Here’s a financial crash diet: going from $1.5 billion to $575 million. And then, down to $400 million.

Those are some of the moves Austin’s Bond Election Advisory Task Force has recently made. A citizen group appointed by the Austin City Council, the group was tasked with paring down an initial $1.5 billion “needs assessment” from the city’s various departments into something it could put to voters this November.

At a meeting Monday, the task force recommended what it feels is a balanced bond package. But because a separate vote on Urban Rail funding might also make it to the ballot – the Transportation department is set to make a recommendation for rail investment this Tuesday, May 29 – the task force is also compiling a smaller, roughly $400 million package to recommend, should rail make it to the voters.

KUT News has combed through the task force’s $575 million recommendation. Here’s what we found, broken down by category:

Affordable Housing:

The task force recommended an overall affordable housing budget of approximately $100 million to “create, preserve, and maintain housing affordability for low and moderate income individuals and families.”

City Facilities

The committee approved some $98 million in city facilities programs and projects, including new facilities for the Austin Fire Department and Police Department.

  • A proposal from the Fire Department for maintenance and breathing air shops was approved at almost $15 million. It would relocate those facilities from their current location on East 51st Street.
  • The Police Department’s proposal for a new Northwest Substation was recommended, at a cost of almost $16 million. 

Parks

$150 million for park-related projects and programs made the cut.

  • $20 million was earmarked for improvements to “metropolitan parks” – larger parks like Zilker that serve the whole city – for “accessibility, infrastructure, structures, picnic and play equipment, site furnishings, [and] landscape,” plus renovations. 

  • A proposal for a community building in Montopolis neighborhood park was approved at $15.5 million. The funds will cover the "removal and replacement of the existing recreation center in Montopolis Park with a new community center jointly developed with the Health and Human Services Department, including associated park improvements."

Open Space

In the Parks budget, $44.4 million was earmarked for open space purchase by the city’s Watershed Protection department. This spending would “acquire properties to protect water quality and quantity for maintenance of recreational quality, endangered species habitat, and light recreational activities.”

Transportation

The task force approved $208 million in transportation-related projects and programs.

  • A budget for Interstate 35 improvements was approved at $35 million. Goals include redesigning aspects of I-35 to “address congestion, high pedestrian crash rates and disruptive land closures due to accidents.”
  • A street reconstruction program was approved at $46.5 million. This program will “replace failing streets and the associated infrastructure throughout the City… [by] replacing the street, bikeways, sidewalks, curbs and gutters.”
  • Additionally, a city-wide "sidewalks, ramps, curbs and gutters" proposal was approved at $30 million.

Community

Five community projects were approved at $17 million.

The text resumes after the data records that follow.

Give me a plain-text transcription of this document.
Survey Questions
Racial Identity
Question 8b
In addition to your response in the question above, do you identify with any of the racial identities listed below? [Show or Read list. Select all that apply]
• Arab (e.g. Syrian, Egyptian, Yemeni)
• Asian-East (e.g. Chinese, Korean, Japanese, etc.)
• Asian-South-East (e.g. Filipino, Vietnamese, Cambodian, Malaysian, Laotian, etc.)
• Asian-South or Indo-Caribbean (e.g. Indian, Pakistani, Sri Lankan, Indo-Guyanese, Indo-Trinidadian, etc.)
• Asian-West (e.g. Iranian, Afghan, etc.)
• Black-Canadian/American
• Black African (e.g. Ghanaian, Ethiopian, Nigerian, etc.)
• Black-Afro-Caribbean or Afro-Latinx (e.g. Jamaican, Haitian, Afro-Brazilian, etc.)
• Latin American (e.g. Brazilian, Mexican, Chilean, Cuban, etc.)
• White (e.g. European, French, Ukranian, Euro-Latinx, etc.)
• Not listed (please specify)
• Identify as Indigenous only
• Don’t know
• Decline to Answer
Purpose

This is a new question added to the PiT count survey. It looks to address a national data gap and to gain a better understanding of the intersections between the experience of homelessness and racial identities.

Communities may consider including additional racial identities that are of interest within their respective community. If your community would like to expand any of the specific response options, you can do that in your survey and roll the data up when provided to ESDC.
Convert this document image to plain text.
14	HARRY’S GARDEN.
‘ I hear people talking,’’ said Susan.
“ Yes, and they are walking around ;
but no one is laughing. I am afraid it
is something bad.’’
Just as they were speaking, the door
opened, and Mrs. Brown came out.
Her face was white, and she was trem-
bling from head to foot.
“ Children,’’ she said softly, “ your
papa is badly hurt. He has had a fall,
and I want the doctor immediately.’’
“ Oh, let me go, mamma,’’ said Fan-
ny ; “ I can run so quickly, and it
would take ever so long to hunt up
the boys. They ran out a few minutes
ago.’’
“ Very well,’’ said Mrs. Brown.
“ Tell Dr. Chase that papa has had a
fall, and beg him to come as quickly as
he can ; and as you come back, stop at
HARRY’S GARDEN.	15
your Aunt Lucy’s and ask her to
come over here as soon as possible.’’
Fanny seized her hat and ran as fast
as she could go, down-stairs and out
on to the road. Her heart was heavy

  • The Mexic-Arte Museum originally requested $10 million for the construction of a new six-story building downtown. The project was approved by the task force at $3 million.
  • Funds for an expansion of Austin Studios were approved at $7.5 million. The expansion would increase the amount of square feet available for film and television production, and increase the amount of office space for creative small businesses.
  • Recommended projects also include funds for construction of a planetarium, mobility improvements around the Mueller development, and a 34-mile trail system that will link central Austin through the Barton Creek Greenbelt.